Mais ce personnage l'intrigue. Voilà qu'elle l'appelle Seigneur. Jésus répond aux deux langages : il relève le défi de la moqueuse. Réplique qui élargit le débat : Jacob a donné une eau, et on a toujours soif, mais moi, l'eau que je donne, quand on en a bu, on n'a plus soif. Alors, la Samaritaine : "Seigneur, donne-la moi, cette eau !" Là encore on peut faire deux lectures du dialogue. Une lecture "légère" : elle s'amuse de plus en plus. Cet homme exagère. Non seulement il promet de l'eau, mais il affirme qu'on ne la boit qu'une seule fois. Eh bien, qu'il s'exécute ! Ou une lecture "spirituelle" : elle rejoint le Christ dans ses profondeurs divinatoires. Elle perçoit cette plénitude qui s'offre à elle. Elle devient celle qui implore. Il y a comme un glissement vers la confidence. Elle n'avait rien dit d'elle. Elle dit maintenant sa soif d'une eau que le puits n'étanche plus. Elle est lasse. Elle prie. Elle a donc reconnu qui lui parle.

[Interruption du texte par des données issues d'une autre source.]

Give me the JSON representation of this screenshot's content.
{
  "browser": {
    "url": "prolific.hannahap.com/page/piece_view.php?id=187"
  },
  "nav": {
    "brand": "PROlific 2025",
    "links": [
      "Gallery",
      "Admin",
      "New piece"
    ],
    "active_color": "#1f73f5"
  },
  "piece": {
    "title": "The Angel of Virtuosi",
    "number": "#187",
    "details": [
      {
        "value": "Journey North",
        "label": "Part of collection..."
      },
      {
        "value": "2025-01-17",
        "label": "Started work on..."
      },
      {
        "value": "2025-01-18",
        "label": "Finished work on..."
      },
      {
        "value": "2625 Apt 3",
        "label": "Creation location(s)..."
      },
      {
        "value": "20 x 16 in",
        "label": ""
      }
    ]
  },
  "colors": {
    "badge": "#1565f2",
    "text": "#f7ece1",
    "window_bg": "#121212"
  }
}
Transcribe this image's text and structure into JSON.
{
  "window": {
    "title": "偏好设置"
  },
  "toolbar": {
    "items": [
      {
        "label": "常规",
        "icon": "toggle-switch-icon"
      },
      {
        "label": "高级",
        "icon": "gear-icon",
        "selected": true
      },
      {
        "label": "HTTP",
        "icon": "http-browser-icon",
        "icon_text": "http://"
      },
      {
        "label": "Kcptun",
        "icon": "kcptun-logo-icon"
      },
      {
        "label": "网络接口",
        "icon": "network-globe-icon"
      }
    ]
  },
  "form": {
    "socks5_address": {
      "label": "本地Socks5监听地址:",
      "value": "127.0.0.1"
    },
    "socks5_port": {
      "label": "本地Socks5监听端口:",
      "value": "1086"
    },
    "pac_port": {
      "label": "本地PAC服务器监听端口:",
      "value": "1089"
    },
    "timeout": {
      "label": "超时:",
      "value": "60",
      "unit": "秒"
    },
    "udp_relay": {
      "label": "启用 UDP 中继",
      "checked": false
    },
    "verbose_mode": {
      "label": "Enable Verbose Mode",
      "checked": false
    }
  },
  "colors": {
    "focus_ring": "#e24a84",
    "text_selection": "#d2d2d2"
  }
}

Elle est enfin celle que le Christ voulait qu'elle soit. Jésus ne pouvait pas être désaltéré par l'eau du seau. Il l'est par la soif de la femme.
Et voici une nouvelle étape. La femme croit à la réalité immédiate de ces verbes que Jésus employait au futur. La grâce, pour elle, est un don présent. Elle a changé son coeur. Alors Jésus la congédie : "Va". Mais il ne la libère que pour la faire revenir. Elle n'a pas tout dit de son aveu. Jésus perce en elle une autre souffrance. Il trouve la brêche : "Va chercher ton mari". Ce n'est pas qu'elle que le Christ appelle à la foi, mais tout un peuple. "Je n'ai pas de mari" : est-ce un jeu ? Elle se dit libre. A moins qu'elle ne veuille prendre Jésus en défaut ? Ou alors, est-ce la confession d'une longue détresse ? Elle se définit par le manque. Sa pire misère, la voilà : elle est seule !
"Tu as eu cinq maris". Est-ce une allusion aux divinités des cinq nations implantées en Samarie ? Sous l'allégorie palpite un drame réel : "Tu as dit vrai". Cette fois, la femme nomme Jésus comme un "prophète". Mais immédiatement lui renvoie à la figure le problème : "Où adorer ?" C'est une façon de prendre sa revanche. Tu as bien jugé sur moi, mais es-tu aussi fort en théologie ? Il est possible que ce soit une simple fuite de la femme pour éviter l'évocation honteuse de sa conduite. Pourtant, s'adressant à ses concitoyens, elle leur dira : "Il m'a dit tout ce que j'ai fait".
Plus sérieusement, je vois dans cette attitude une immense soif spirituelle. La femme continue de demander à boire. Elle demande à Jésus de dénouer le conflit d'opinion entre les deux nations. Elle est prête à entendre prononcer la désacralisation des lieux : "Ni sur la montagne, ni à Jérusalem...mais en esprit et en vérité." Alors, elle répond : "Le Messie doit venir !" Mais son apparente digression cache un certain agacement : Le Messie viendra, il ne faudrait tout de même pas que tu te prennes pour le Messie ! Elle en parle au futur, il n'est pas Jésus. Et pourtant, si je relis les mots employés, je constate une belle progresion : Juif, Seigneur, prophète, Messie, Christ... comme si, à la fin elle suggérait délicatement : "Est-ce toi ?" Et Jésus de répondre : "Je le suis, moi qui te parle".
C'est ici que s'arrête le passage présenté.